2019-03-21 12:20:02.118502: I tensorflow/contrib/tensorrt/convert/convert_graph.cc:928] Number of TensorRT candidate segments: 0
2019-03-21 12:20:02.312790: I tensorflow/core/grappler/optimizers/meta_optimizer.cc:616] Optimization results for grappler item: tf_graph
2019-03-21 12:20:02.313191: I tensorflow/core/grappler/optimizers/meta_optimizer.cc:618]   constant folding: Graph size after: 1484 nodes (0), 1357 edges (-535), time = 2391.59106ms.
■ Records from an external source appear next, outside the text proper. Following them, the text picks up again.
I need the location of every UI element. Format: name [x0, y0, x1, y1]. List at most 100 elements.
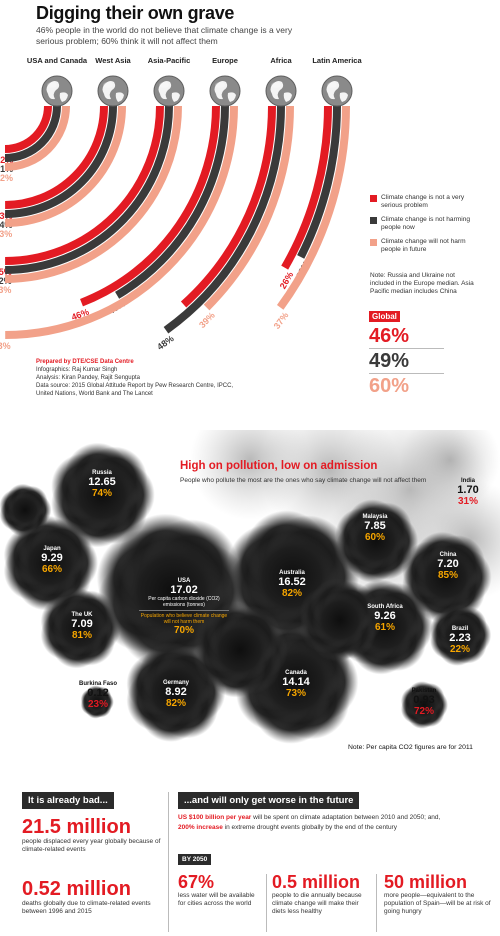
country-name: USA — [177, 578, 191, 584]
smoke-core — [141, 658, 209, 726]
cloud-label-japan: Japan 9.29 66% — [22, 546, 82, 576]
arc-bar — [5, 105, 126, 227]
co2-value: 17.02 — [170, 584, 198, 596]
divider — [376, 874, 377, 932]
legend: Climate change is not a very serious pro… — [370, 194, 480, 260]
continent-shape — [59, 92, 68, 102]
cloud-label-the-uk: The UK 7.09 81% — [52, 612, 112, 642]
arc-value-label: 72% — [0, 173, 13, 183]
credits-line: Data source: 2015 Global Attitude Report… — [36, 383, 234, 397]
pollution-note: Note: Per capita CO2 figures are for 201… — [348, 744, 473, 751]
smoke-core — [348, 513, 404, 569]
legend-swatch-dark — [370, 217, 377, 224]
haze-puff — [190, 430, 310, 520]
globe-icon — [97, 75, 129, 107]
continent-shape — [283, 92, 292, 102]
smoke-core — [52, 600, 108, 656]
region-label: West Asia — [95, 56, 131, 65]
pct-value: 82% — [281, 588, 302, 599]
country-name: The UK — [71, 612, 93, 618]
smoke-core — [85, 690, 109, 714]
arc-bar — [163, 105, 285, 334]
globe-icon — [321, 75, 353, 107]
smoke-clouds — [0, 430, 500, 744]
continent-shape — [171, 92, 180, 102]
global-label: Global — [369, 311, 400, 322]
stat-text: deaths globally due to climate-related e… — [22, 900, 151, 916]
legend-swatch-red — [370, 195, 377, 202]
smoke-core — [439, 614, 481, 656]
smoke-core — [208, 618, 272, 682]
globe-icon — [209, 75, 241, 107]
arc-value-label: 37% — [272, 310, 291, 330]
country-name: India — [460, 478, 475, 484]
pollution-subtitle: People who pollute the most are the ones… — [180, 477, 427, 484]
globe-highlight — [159, 82, 169, 88]
cloud-label-germany: Germany 8.92 82% — [146, 680, 206, 710]
arc-bar — [281, 105, 332, 270]
highlight: 200% increase — [178, 824, 223, 831]
country-name: Brazil — [451, 626, 469, 632]
globe-highlight — [271, 82, 281, 88]
cloud-label-malaysia: Malaysia 7.85 60% — [345, 514, 405, 544]
co2-value: 0.93 — [413, 694, 435, 706]
global-value-not-harm-future: 60% — [369, 375, 410, 397]
legend-item-not-harming-now: Climate change is not harming people now — [370, 216, 480, 232]
arc-bar — [297, 105, 341, 259]
pct-value: 74% — [91, 488, 112, 499]
arc-chart: USA and Canada52%51%72%West Asia63%74%73… — [0, 56, 362, 352]
stat-text: more people—equivalent to the population… — [384, 892, 491, 916]
country-name: Germany — [162, 680, 189, 686]
pollution-title: High on pollution, low on admission — [180, 460, 378, 472]
cloud-label-pakistan: Pakistan 0.93 72% — [394, 688, 454, 718]
cloud-label-russia: Russia 12.65 74% — [72, 470, 132, 500]
stat-value: 21.5 million — [22, 816, 131, 838]
credits: Prepared by DTE/CSE Data Centre Infograp… — [36, 358, 236, 398]
legend-item-not-harm-future: Climate change will not harm people in f… — [370, 238, 480, 254]
pct-value: 70% — [173, 625, 194, 636]
future-line-b: 200% increase in extreme drought events … — [178, 824, 478, 832]
pct-value: 22% — [449, 644, 470, 655]
co2-value: 2.23 — [449, 632, 471, 644]
smoke-core — [7, 492, 43, 528]
stat-water: 67% less water will be available for cit… — [178, 872, 258, 908]
smoke-core — [312, 592, 368, 648]
arc-value-label: 73% — [0, 341, 11, 351]
stat-diet-deaths: 0.5 million people to die annually becau… — [272, 872, 372, 917]
arc-bar — [5, 105, 182, 283]
country-name: Russia — [92, 470, 112, 476]
cloud-label-canada: Canada 14.14 73% — [266, 670, 326, 700]
globe-highlight — [103, 82, 113, 88]
credits-line: Infographics: Raj Kumar Singh — [36, 367, 118, 373]
arc-value-label: 63% — [0, 285, 11, 295]
globe-icon — [265, 75, 297, 107]
country-name: Malaysia — [362, 514, 388, 520]
arc-bar — [4, 105, 61, 162]
arc-bar — [4, 105, 52, 153]
cloud-label-china: China 7.20 85% — [418, 552, 478, 582]
cloud-label-india: India 1.70 31% — [438, 478, 498, 508]
country-name: South Africa — [367, 604, 403, 610]
country-name: Pakistan — [411, 688, 437, 694]
continent-shape — [339, 92, 348, 102]
global-value-not-serious: 46% — [369, 325, 410, 347]
arc-bar — [203, 105, 294, 311]
arc-bar — [5, 105, 238, 339]
region-label: USA and Canada — [27, 56, 88, 65]
credits-head: Prepared by DTE/CSE Data Centre — [36, 359, 134, 365]
pct-value: 31% — [457, 496, 478, 507]
legend-label: Climate change is not harming people now — [381, 216, 471, 231]
arc-value-label: 73% — [0, 229, 12, 239]
pct-value: 81% — [71, 630, 92, 641]
legend-item-not-serious: Climate change is not a very serious pro… — [370, 194, 480, 210]
stat-value: 0.52 million — [22, 878, 131, 900]
country-name: Burkina Faso — [78, 681, 117, 687]
pct-value: 82% — [165, 698, 186, 709]
co2-value: 9.26 — [374, 610, 396, 622]
globe-highlight — [327, 82, 337, 88]
smoke-core — [408, 689, 440, 721]
stat-text: people displaced every year globally bec… — [22, 838, 161, 854]
region-label: Latin America — [312, 56, 362, 65]
pct-value: 85% — [437, 570, 458, 581]
stat-text: less water will be available for cities … — [178, 892, 255, 908]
2019-03-21 12:20:02.313361: I tensorflow/core/grappler/optimizers/meta_optimizer.cc:618]   layout: Graph size after: 1484 nodes (0), 1357 edges (0), time = 353.034ms.
2019-03-21 12:20:02.313475: I tensorflow/core/grappler/optimizers/meta_optimizer.cc:618]   constant folding: Graph size after: 1484 nodes (0), 1357 edges (0), time = 550.076ms.
2019-03-21 12:20:02.313640: I tensorflow/core/grappler/optimizers/meta_optimizer.cc:618]   TensorRTOptimizer: Graph size after: 1484 nodes (0), 1357 edges (0), time = 438.321ms.